I’m not a carrot top ginger, more strawberry blonde (so I’m told) but either way, don’t see what the big fuss is about. Stereotypically redheads are usually viewed as “untrustworthy, mischievous, temperamental, and lustful.” I’m still not seeing the negative here. I like to be mischievous and lustful. It’s good for the skin. I have great skin. Two separate sex studies in both Germany and England found that women with red hair have sex more often. Now how is any of this boding poorly for redheads so far?

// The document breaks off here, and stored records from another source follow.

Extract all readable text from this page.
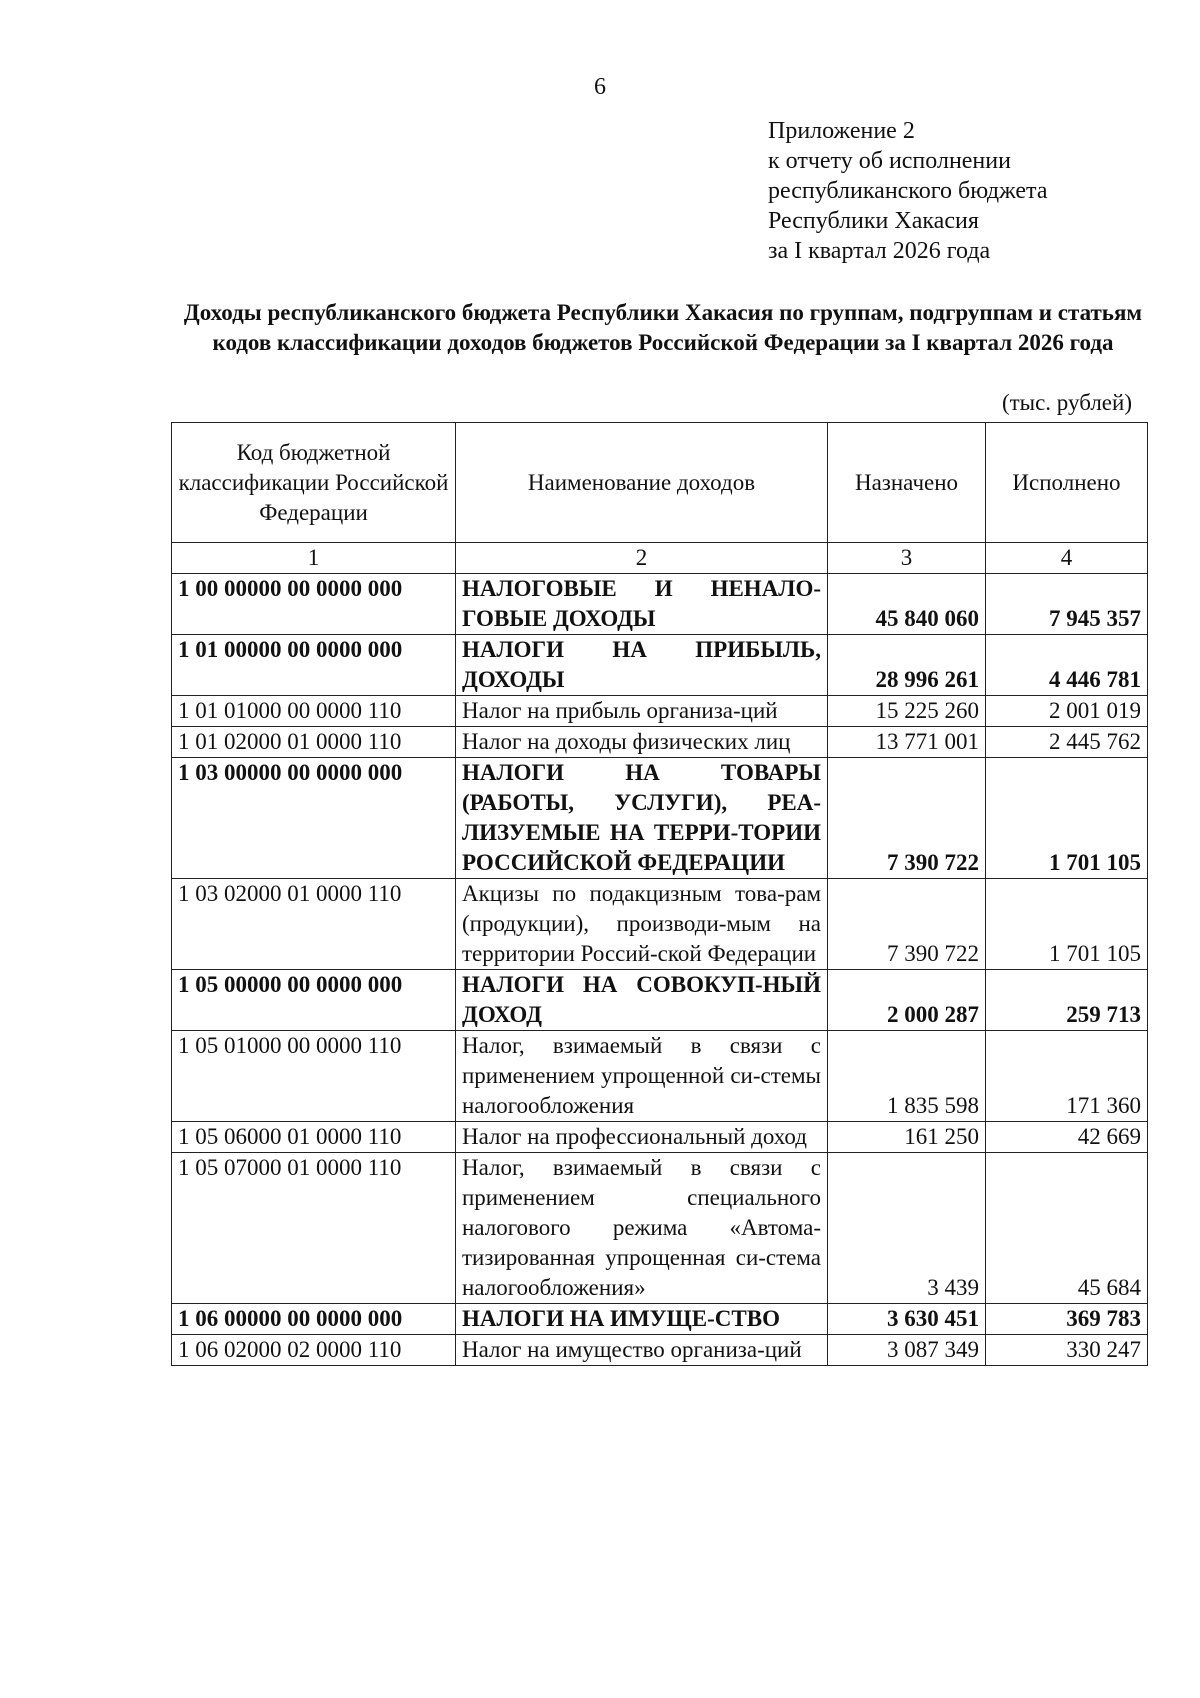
6
Приложение 2
к отчету об исполнении
республиканского бюджета
Республики Хакасия
за I квартал 2026 года
Доходы республиканского бюджета Республики Хакасия по группам, подгруппам и статьям кодов классификации доходов бюджетов Российской Федерации за I квартал 2026 года
(тыс. рублей)
Код бюджетной классификации Российской Федерации	Наименование доходов	Назначено	Исполнено
1	2	3	4
1 00 00000 00 0000 000	НАЛОГОВЫЕ И НЕНАЛО-ГОВЫЕ ДОХОДЫ	45 840 060	7 945 357
1 01 00000 00 0000 000	НАЛОГИ НА ПРИБЫЛЬ, ДОХОДЫ	28 996 261	4 446 781
1 01 01000 00 0000 110	Налог на прибыль организа-ций	15 225 260	2 001 019
1 01 02000 01 0000 110	Налог на доходы физических лиц	13 771 001	2 445 762
1 03 00000 00 0000 000	НАЛОГИ НА ТОВАРЫ (РАБОТЫ, УСЛУГИ), РЕА-ЛИЗУЕМЫЕ НА ТЕРРИ-ТОРИИ РОССИЙСКОЙ ФЕДЕРАЦИИ	7 390 722	1 701 105
1 03 02000 01 0000 110	Акцизы по подакцизным това-рам (продукции), производи-мым на территории Россий-ской Федерации	7 390 722	1 701 105
1 05 00000 00 0000 000	НАЛОГИ НА СОВОКУП-НЫЙ ДОХОД	2 000 287	259 713
1 05 01000 00 0000 110	Налог, взимаемый в связи с применением упрощенной си-стемы налогообложения	1 835 598	171 360
1 05 06000 01 0000 110	Налог на профессиональный доход	161 250	42 669
1 05 07000 01 0000 110	Налог, взимаемый в связи с применением специального налогового режима «Автома-тизированная упрощенная си-стема налогообложения»	3 439	45 684
1 06 00000 00 0000 000	НАЛОГИ НА ИМУЩЕ-СТВО	3 630 451	369 783
1 06 02000 02 0000 110	Налог на имущество организа-ций	3 087 349	330 247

With the obvious exception of being glad I wasn’t born in ancient Egypt, where they apparently used to burn red-haired girls alive. Reason? They were “unlucky.” Of course they were fucking unlucky, miserable psychos were burning them alive. Greek myths indicated that redheads would turn into vampires when they die (non-ginger Twilight fans should be jealous) and witch-hunting manuals of medieval Europe spread the word that red hair, green eyes and freckles were marks of a witch. Specifically for these beliefs alone, I was proud as punch to be a kid with rare red hair. Suck it, I thought. I’m special. I’m a witch. I especially thought I must have magical powers on account of having one green eye and one blue eye. That surely means something kick ass, I figured. Pipi Longstockings has red hair, I thought. And her Dad’s a pirate and her animals can talk. I was connecting the dots in the most logical way I knew how. And it was all win-win.

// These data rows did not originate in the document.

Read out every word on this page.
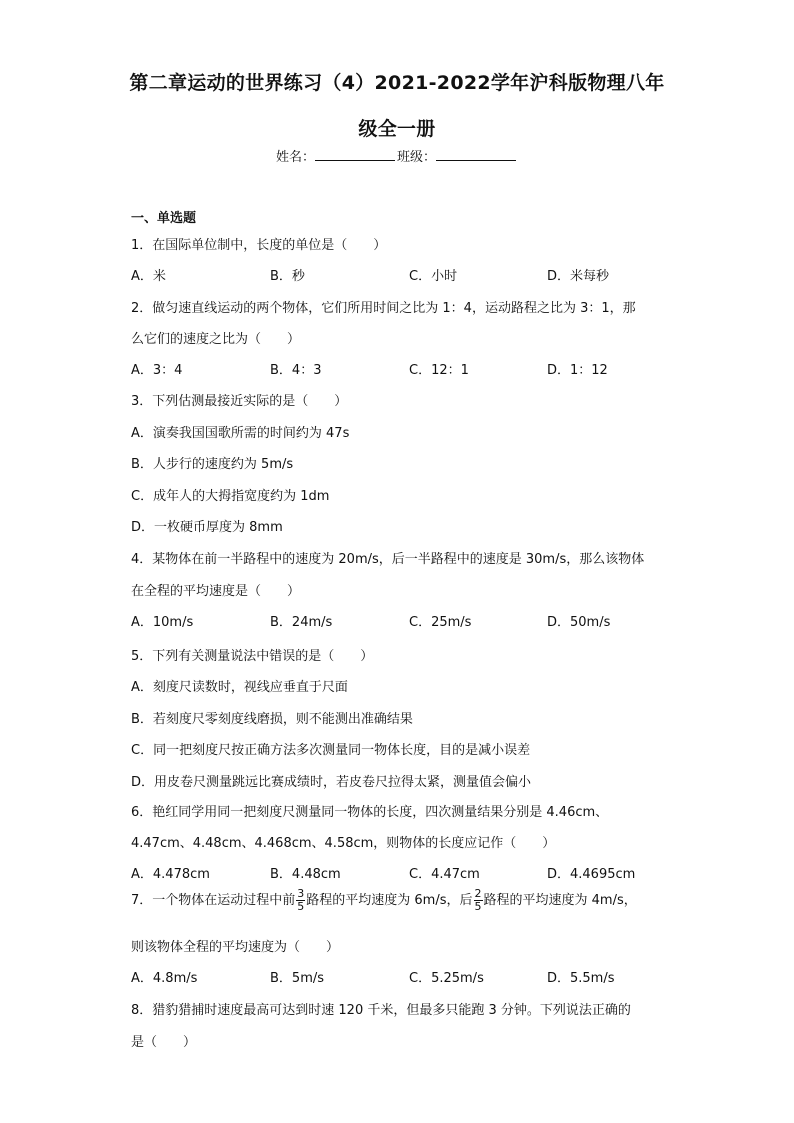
第二章运动的世界练习（4）2021-2022学年沪科版物理八年
级全一册
姓名：	班级：
一、单选题
1．在国际单位制中，长度的单位是（　　）
A．米	B．秒	C．小时	D．米每秒
2．做匀速直线运动的两个物体，它们所用时间之比为 1：4，运动路程之比为 3：1，那
么它们的速度之比为（　　）
A．3：4	B．4：3	C．12：1	D．1：12
3．下列估测最接近实际的是（　　）
A．演奏我国国歌所需的时间约为 47s
B．人步行的速度约为 5m/s
C．成年人的大拇指宽度约为 1dm
D．一枚硬币厚度为 8mm
4．某物体在前一半路程中的速度为 20m/s，后一半路程中的速度是 30m/s，那么该物体
在全程的平均速度是（　　）
A．10m/s	B．24m/s	C．25m/s	D．50m/s
5．下列有关测量说法中错误的是（　　）
A．刻度尺读数时，视线应垂直于尺面
B．若刻度尺零刻度线磨损，则不能测出准确结果
C．同一把刻度尺按正确方法多次测量同一物体长度，目的是减小误差
D．用皮卷尺测量跳远比赛成绩时，若皮卷尺拉得太紧，测量值会偏小
6．艳红同学用同一把刻度尺测量同一物体的长度，四次测量结果分别是 4.46cm、
4.47cm、4.48cm、4.468cm、4.58cm，则物体的长度应记作（　　）
A．4.478cm	B．4.48cm	C．4.47cm	D．4.4695cm
7．一个物体在运动过程中前 $\frac{3}{5}$ 路程的平均速度为 6m/s，后 $\frac{2}{5}$ 路程的平均速度为 4m/s，
则该物体全程的平均速度为（　　）
A．4.8m/s	B．5m/s	C．5.25m/s	D．5.5m/s
8．猎豹猎捕时速度最高可达到时速 120 千米，但最多只能跑 3 分钟。下列说法正确的
是（　　）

However, on the tail end of High School, I must admit I got a sad sneaky idea in my head that any shade resembling red, auburn, strawberry blonde, ginger, or otherwise equalled ugly. I dated a stellar guy for a short time who offered to pay for me to visit a tanning salon and bleach my hair. Which was a high point. So in time I began highlighting my hair and easily passed for a natural blonde. People made ginger jokes about other people around me all the time, never guessing my true secret identity. Hilarious!

This morning I read a sad story about a boy who killed himself due to bullying. Bullying wankers, I thought. People pick on a minority only when they feel insecure within themselves. Apparently the highest percentage of natural redheads is found in Scotland (13%) followed by Ireland (10%) but the United States for example, only has about 2%. So that makes us an easy target. Luckily scientific studies have demonstrated that redheads require 20-30% more anaesthetic than others to receive the same level of sedation. So basically, we are more hard ass than the rest of you pussies.

Finally, in defence of gingers, I was recently approached by a stranger who was like “so… are you… ginger?” I sort of looked down and mumbled “yes sir”. He replied “it’s just that, it looks like you could be blonde, but then you’re ginger.” I said “right”. He carried on, babbling awkwardly, before announcing that you don’t see too many Asian gingers and what would it be like for an Asian and a ginger to make a baby? (He was Asian). So horrible bizarre awkward pick-up moment aside, it seems he was after my ginger eggs - great success! And who says gingers aren’t in demand? Hahahaha.